Szenen selbst beenden
Der Abgang
Ich weiß nicht, woran es liegt, aber aus irgendeinem seltsamen Grunde scheuen die meisten Improspieler davor zurück, eine Szene einfach dadurch zu beenden, dass sie die von der Bühne abgehen. Wollen sie Ihre Partner nicht im Stich lassen? Fürchten sie, das Publikum zu enttäuschen? Oder ist die Bühne irgendwie magnetisch?
Man setzt mit einem Abgang ein starkes Ende, vorausgesetzt, er ist klar und selbstbewusst und wirkt nicht so wirkt als fliehe man vor einer unguten Szene.

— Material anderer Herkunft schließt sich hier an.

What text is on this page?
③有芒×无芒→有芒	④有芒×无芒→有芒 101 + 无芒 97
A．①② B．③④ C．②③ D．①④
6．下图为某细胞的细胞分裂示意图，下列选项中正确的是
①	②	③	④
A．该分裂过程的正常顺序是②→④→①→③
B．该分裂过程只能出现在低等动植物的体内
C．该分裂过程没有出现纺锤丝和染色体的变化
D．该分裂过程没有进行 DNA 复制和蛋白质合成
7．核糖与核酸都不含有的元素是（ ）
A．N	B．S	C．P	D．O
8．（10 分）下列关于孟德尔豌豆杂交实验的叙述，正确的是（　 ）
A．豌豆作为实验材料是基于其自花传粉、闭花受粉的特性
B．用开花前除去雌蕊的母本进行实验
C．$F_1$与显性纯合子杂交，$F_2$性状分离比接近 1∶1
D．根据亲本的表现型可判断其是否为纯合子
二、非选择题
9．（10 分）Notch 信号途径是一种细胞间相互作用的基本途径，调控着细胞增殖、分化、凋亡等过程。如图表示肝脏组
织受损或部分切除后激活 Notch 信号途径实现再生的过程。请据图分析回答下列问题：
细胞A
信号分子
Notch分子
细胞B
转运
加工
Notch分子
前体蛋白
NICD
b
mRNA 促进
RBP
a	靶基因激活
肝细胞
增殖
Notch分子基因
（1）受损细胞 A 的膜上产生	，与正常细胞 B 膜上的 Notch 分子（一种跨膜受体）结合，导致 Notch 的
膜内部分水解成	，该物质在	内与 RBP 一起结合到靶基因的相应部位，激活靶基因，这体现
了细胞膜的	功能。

Der Abgang ist natürlich auch immer ein Angebot für die Mitspieler und die Techniker – entweder eine neue Szene zu beginnen oder ein Black zu setzen.
Starker Satz
Wenn wir uns Shakespeares Stücke anschauen, sehen wir leicht, wie er die Szenen beendet: Während der Szenen sprechen die Figuren in ungereimten fünfhebigen Jamben . Der Reim hingegen markiert das Ende. Zum Beispiel
Edmund
Den Eifer, mit Vergunst, meld‘ ich sogleich
Dem Herzog, und von jenem Brief dazu.
Dies scheint ein groß Verdienst und soll mir lohnen
Mit meines Vaters Raub, den Gütern allen:
Die Jungen steigen, wenn die Alten fallen.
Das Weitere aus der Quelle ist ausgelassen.